The Current Account Deficit (CAD) crisis of India during 2011-13, due to high crude oil price, has given a warning to India; the country might face a similar and graver crisis in future. Crude oil is the country’s biggest import ticket and hence any rise in its price can play havoc with the Indian economy. There can be several scenarios in which it can happen:

  1. Any turmoil (economic or military) in Middle East would result in higher crude oil price and consequently lower NRI remittances (as nearly half of the NRI remittances come from Middle East). Already the NRI remittances dropped by nearly 9 percent last year, from $68.9 billion in 2015 to $62.7 billion in 2016 (“Remittances to India dropped by nearly 9 per cent in 2016: World Bank,” PTI, April 21, 2017, accessed at http://economictimes.indiatimes.com/nri/forex-and-remittance/remittances-to-india-dropped-by-nearly-9-per-cent-in-2016-world-bank/articleshow/58302935.cms).

  2. Following the H-1B visa restriction in the US, the UK and Australia have also started the process to restrict Indian IT professionals. It is going to significantly reduce the current $100 billion IT export sector, making a hole in the CAD.
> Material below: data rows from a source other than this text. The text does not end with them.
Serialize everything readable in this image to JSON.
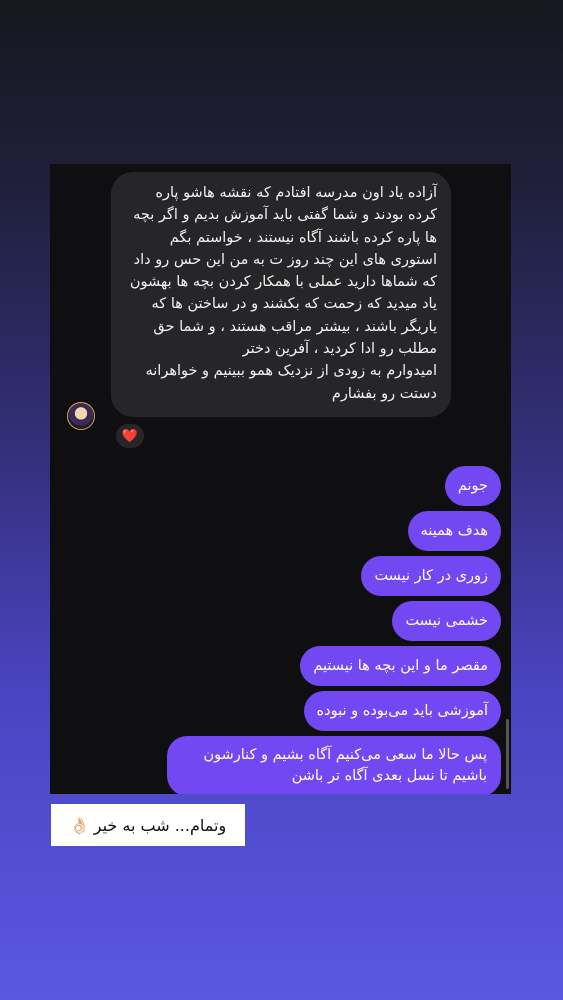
{
  "incoming_message": {
    "lines": [
      "آزاده یاد اون مدرسه افتادم که نقشه هاشو پاره کرده بودند و شما گفتی باید آموزش بدیم و اگر بچه ها پاره کرده باشند آگاه نیستند ، خواستم بگم استوری های این چند روز ت به من این حس رو داد که شماها دارید عملی با همکار کردن بچه ها بهشون یاد میدید که زحمت که بکشند و در ساختن ها که یاریگر باشند ، بیشتر مراقب هستند ، و شما حق مطلب رو ادا کردید ، آفرین دختر",
      "امیدوارم به زودی از نزدیک همو ببینیم و خواهرانه دستت رو بفشارم"
    ],
    "reaction": "❤️"
  },
  "outgoing_messages": [
    "جونم",
    "هدف همینه",
    "زوری در کار نیست",
    "خشمی نیست",
    "مقصر ما و این بچه ها نیستیم",
    "آموزشی باید می‌بوده و نبوده",
    "پس حالا ما سعی می‌کنیم آگاه بشیم و کنارشون باشیم تا نسل بعدی آگاه تر باشن"
  ],
  "caption": {
    "text": "وتمام... شب به خیر",
    "emoji": "👌🏻"
  },
  "colors": {
    "outgoing_bubble": "#7248f2",
    "incoming_bubble": "#262629",
    "chat_background": "#0f0f12"
  }
}
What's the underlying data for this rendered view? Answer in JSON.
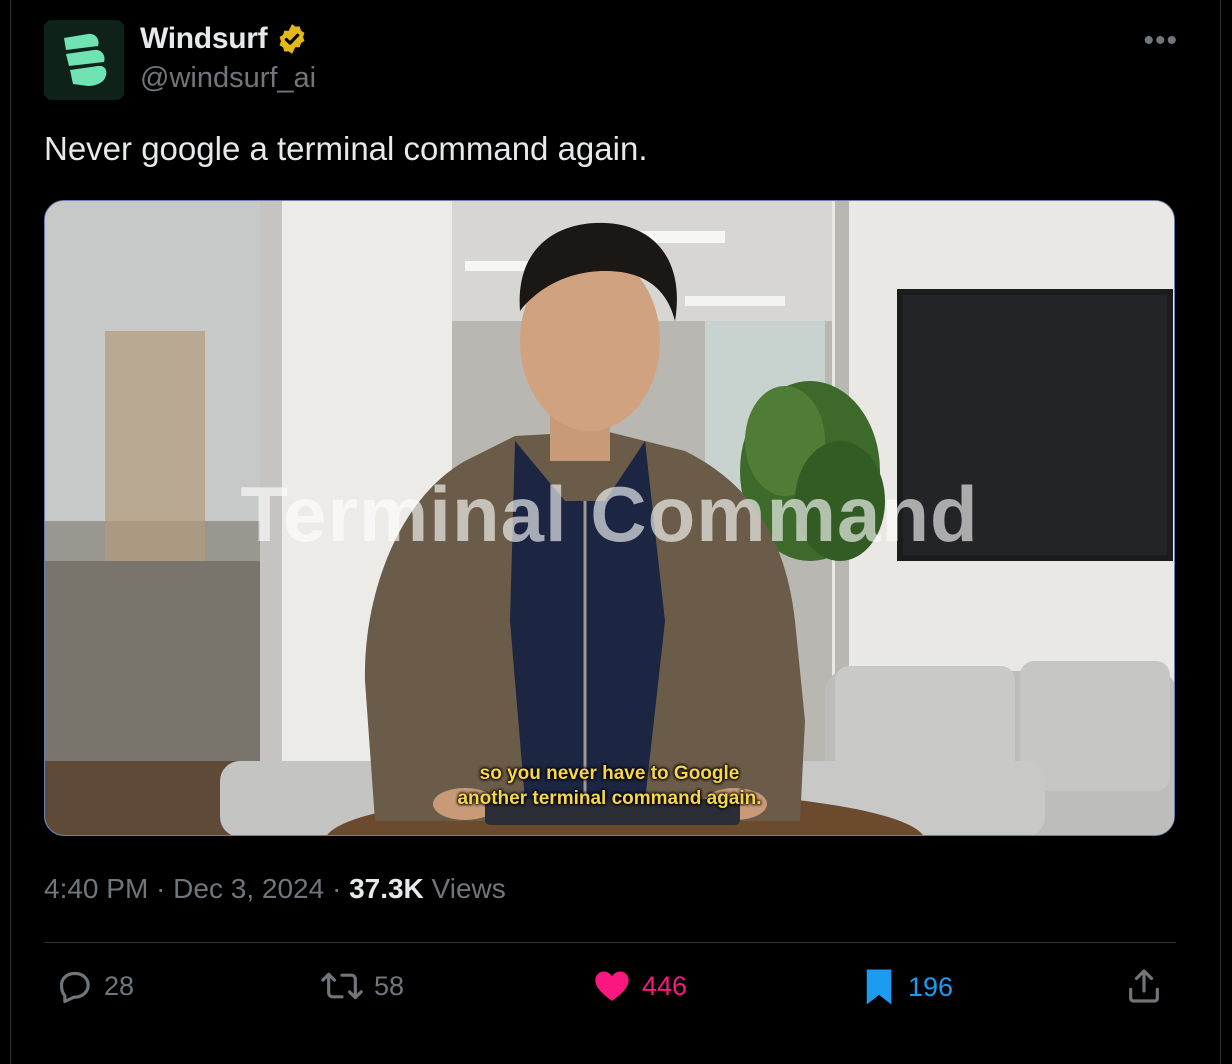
{
  "author": {
    "name": "Windsurf",
    "handle": "@windsurf_ai",
    "verified_icon": "verified-badge-icon",
    "avatar_icon": "windsurf-logo-icon"
  },
  "more_label": "•••",
  "tweet": {
    "text": "Never google a terminal command again."
  },
  "video": {
    "title_overlay": "Terminal Command",
    "caption_line1": "so you never have to Google",
    "caption_line2": "another terminal command again."
  },
  "meta": {
    "time": "4:40 PM",
    "sep1": " · ",
    "date": "Dec 3, 2024",
    "sep2": " · ",
    "views_count": "37.3K",
    "views_label": " Views"
  },
  "actions": {
    "reply_count": "28",
    "retweet_count": "58",
    "like_count": "446",
    "bookmark_count": "196"
  },
  "colors": {
    "like": "#f91880",
    "bookmark": "#1d9bf0",
    "verified": "#e2b719",
    "muted": "#71767b",
    "brand": "#6fe3b1"
  }
}
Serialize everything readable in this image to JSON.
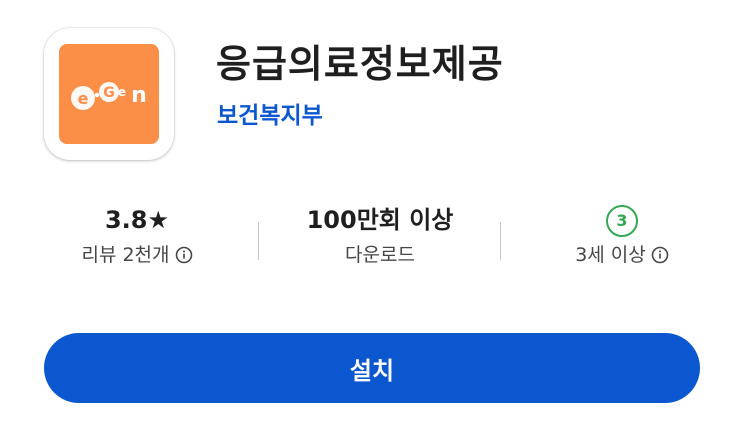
{
  "app": {
    "title": "응급의료정보제공",
    "developer": "보건복지부",
    "icon": {
      "name": "egen-logo",
      "text": "E·Gen",
      "background": "#fb8f48"
    }
  },
  "stats": {
    "rating": {
      "value": "3.8★",
      "label": "리뷰 2천개"
    },
    "downloads": {
      "value": "100만회 이상",
      "label": "다운로드"
    },
    "age": {
      "badge": "3",
      "label": "3세 이상",
      "badge_color": "#34a853"
    }
  },
  "install": {
    "label": "설치",
    "color": "#0b57d0"
  },
  "icons": {
    "info": "info-icon"
  }
}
  3. An accidental shootout between Taiwan and China, bringing the US in the mini-war. This is a scenario when the US might witness its own “Suez fiasco” that caused the United Kingdom and France to lose their superpower status. Describing the stranglehold of China over the US economy, Richard Haass, President on Council of Foreign Relations, a premier US think tank, said (“Don't be distracted by Greece: Americans must also face financial facts,” The Telegraph (UK), Justin Webb, June 25, 2011),

    “Essentially the U.S. took advantage of Britain’s Sterling problem to exercise economic leverage over the British government, and that led to a hasty retreat in the 1956 Suez War (despite defeating the primitive Egyptian army on all the fronts, the invading forces had to withdraw). So one can imagine a situation nowadays, where, say, there is a crisis over Taiwan between the U.S. and China—which holds a significant number of dollars—and one can imagine the Chinese might be prepared to threaten the dollar, make some comments to weaken it unless the U.S. backs off some of its support of Taiwan.”

    If the US dollar goes down, India’s FOREX of hundreds of billions of dollars would drastically lose its value as the Yuan would become the de facto global currency, creating a huge turmoil in the global economy.
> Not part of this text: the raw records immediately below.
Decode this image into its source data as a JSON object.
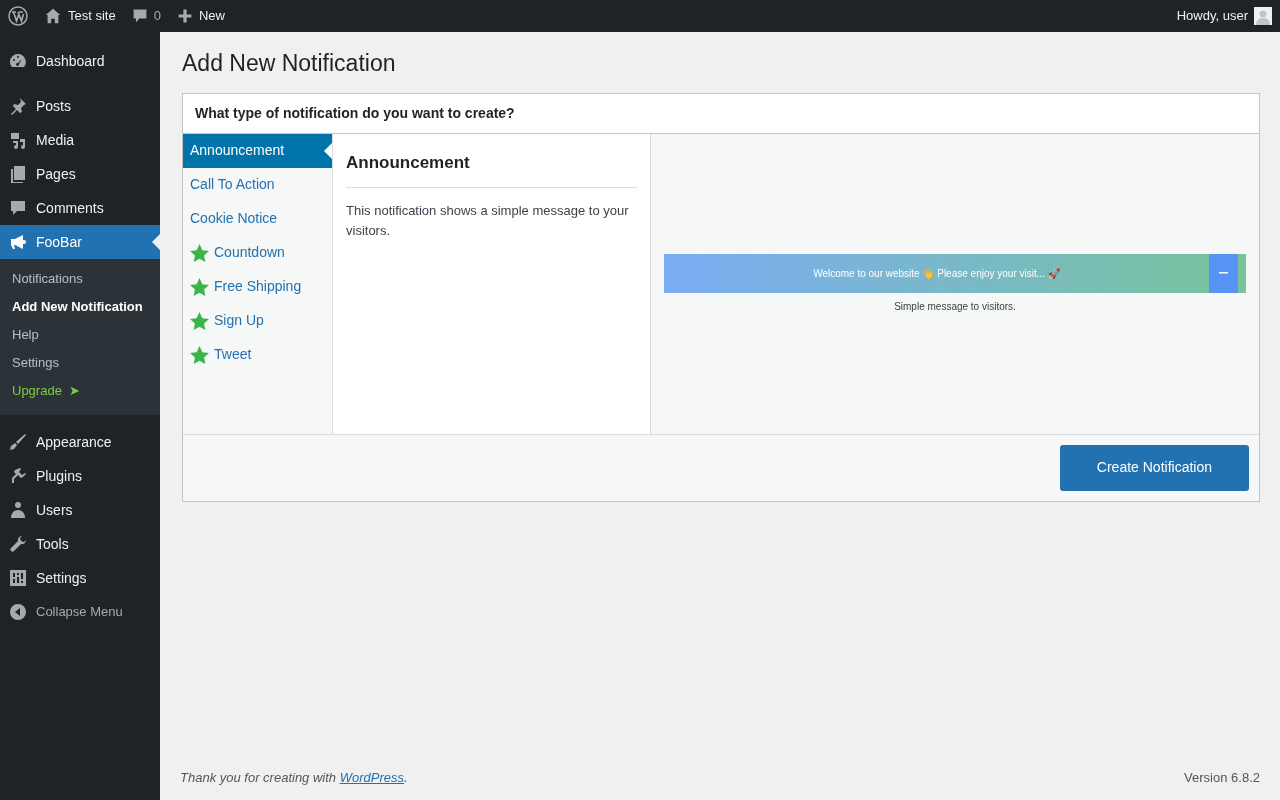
{
  "admin_bar": {
    "site_name": "Test site",
    "comments_count": "0",
    "new_label": "New",
    "greeting": "Howdy, user"
  },
  "menu": [
    {
      "label": "Dashboard",
      "selected": false
    },
    {
      "label": "Posts",
      "selected": false
    },
    {
      "label": "Media",
      "selected": false
    },
    {
      "label": "Pages",
      "selected": false
    },
    {
      "label": "Comments",
      "selected": false
    },
    {
      "label": "FooBar",
      "selected": true,
      "children": [
        {
          "label": "Notifications",
          "kind": "link",
          "selected": false
        },
        {
          "label": "Add New Notification",
          "kind": "link",
          "selected": true
        },
        {
          "label": "Help",
          "kind": "link",
          "selected": false
        },
        {
          "label": "Settings",
          "kind": "link",
          "selected": false
        },
        {
          "label": "Upgrade",
          "kind": "upgrade",
          "selected": false,
          "arrow": "➤"
        }
      ]
    },
    {
      "label": "Appearance",
      "selected": false
    },
    {
      "label": "Plugins",
      "selected": false
    },
    {
      "label": "Users",
      "selected": false
    },
    {
      "label": "Tools",
      "selected": false
    },
    {
      "label": "Settings",
      "selected": false
    }
  ],
  "collapse_label": "Collapse Menu",
  "page_title": "Add New Notification",
  "question": "What type of notification do you want to create?",
  "types": [
    {
      "label": "Announcement",
      "premium": false,
      "selected": true
    },
    {
      "label": "Call To Action",
      "premium": false,
      "selected": false
    },
    {
      "label": "Cookie Notice",
      "premium": false,
      "selected": false
    },
    {
      "label": "Countdown",
      "premium": true,
      "selected": false
    },
    {
      "label": "Free Shipping",
      "premium": true,
      "selected": false
    },
    {
      "label": "Sign Up",
      "premium": true,
      "selected": false
    },
    {
      "label": "Tweet",
      "premium": true,
      "selected": false
    }
  ],
  "detail": {
    "title": "Announcement",
    "description": "This notification shows a simple message to your visitors."
  },
  "preview": {
    "banner_text": "Welcome to our website 👋 Please enjoy your visit... 🚀",
    "caption": "Simple message to visitors."
  },
  "create_button": "Create Notification",
  "footer": {
    "link": "WordPress",
    "after": ".",
    "before": "Thank you for creating with ",
    "version": "Version 6.8.2"
  }
}
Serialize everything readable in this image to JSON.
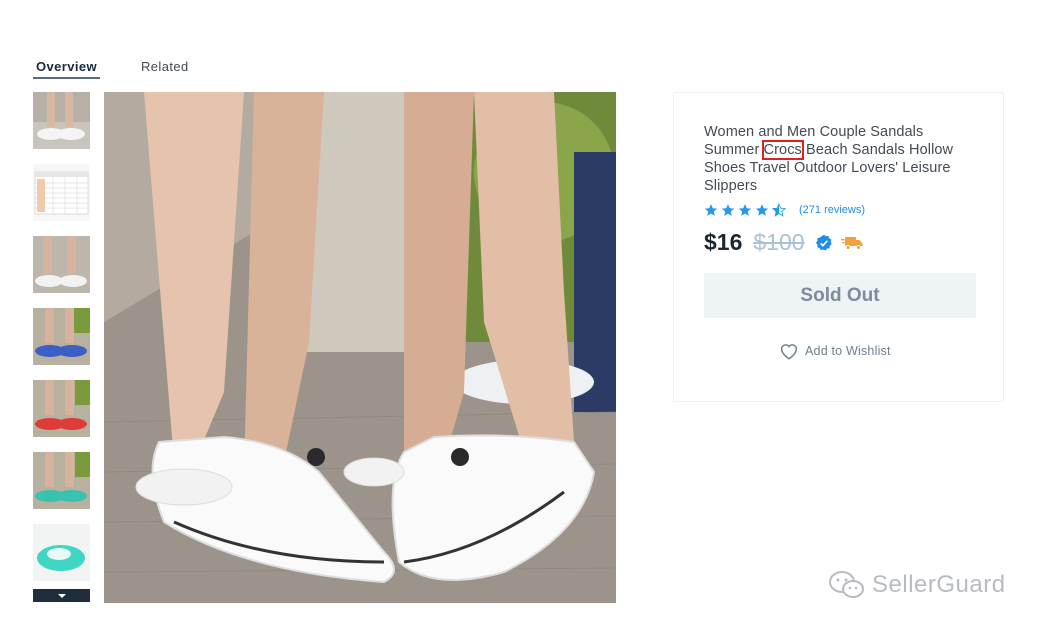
{
  "tabs": [
    {
      "label": "Overview",
      "active": true
    },
    {
      "label": "Related",
      "active": false
    }
  ],
  "thumbnails": [
    {
      "name": "white-pair-walk"
    },
    {
      "name": "size-chart"
    },
    {
      "name": "white-pair-floor"
    },
    {
      "name": "blue-pair"
    },
    {
      "name": "red-pair"
    },
    {
      "name": "teal-pair"
    },
    {
      "name": "teal-single"
    }
  ],
  "product": {
    "title_pre": "Women and Men Couple Sandals Summer",
    "title_highlight": "Crocs",
    "title_post": "Beach Sandals Hollow Shoes Travel Outdoor Lovers' Leisure Slippers",
    "rating": 4.5,
    "reviews": "(271 reviews)",
    "price": "$16",
    "old_price": "$100",
    "sold_out_label": "Sold Out",
    "wishlist_label": "Add to Wishlist"
  },
  "colors": {
    "star": "#1f9bea",
    "verified": "#1f8ceb",
    "truck": "#f0a23c",
    "highlight": "#e02020"
  },
  "watermark": {
    "text": "SellerGuard"
  }
}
  4. A mini-war between the US and China over South China Sea islands. Trump is an unpredictable person and he himself does not know what he would do tomorrow. This is another scenario of America’s “Suez Fiasco.”

  5. A mini-war in Middle East between Iran and Saudi Arabia; crude oil price would go through the roof and NRI remittance would go down drastically.

  6. Accidental war between Russia and US over Syria in Middle East; crude oil price would go through the roof and NRI remittance would go down drastically.

  7. Large scale Islamic terrorist incidents in Middle East; crude oil price would go through the roof and NRI remittance would go down drastically.

  8. Islamic fundamentalists take over in Saudi Arabia; crude oil price would go through the roof and NRI remittance would go down drastically.

  9. Suppose Trump attacks North Korea: It is certain that the present North Korean regime would implode, causing China to send its troops marching inside the North Korea as it would not like an anti-China regime there. Due to same reason, China sent its troops in 1950 and several hundred thousand Chinese lost their lives fighting the UN forces led by the US. If there is miscommunication between the US and Chinese leadership, it may result in a shootout between these two countries. This is another scenario of America’s “Suez fiasco.”

It is difficult to understand that in an ambitious country like India, which aspires to become a super-power, Niti Aayog, the nation’s premier agency for economic development, does not have “Trade Balance” and “Self-sufficiency of Essential Mass Consumer Items” as its top priorities. One reason for this missing priority may be due to Niti Aayog being exceedingly dependent on the calculations of US economists.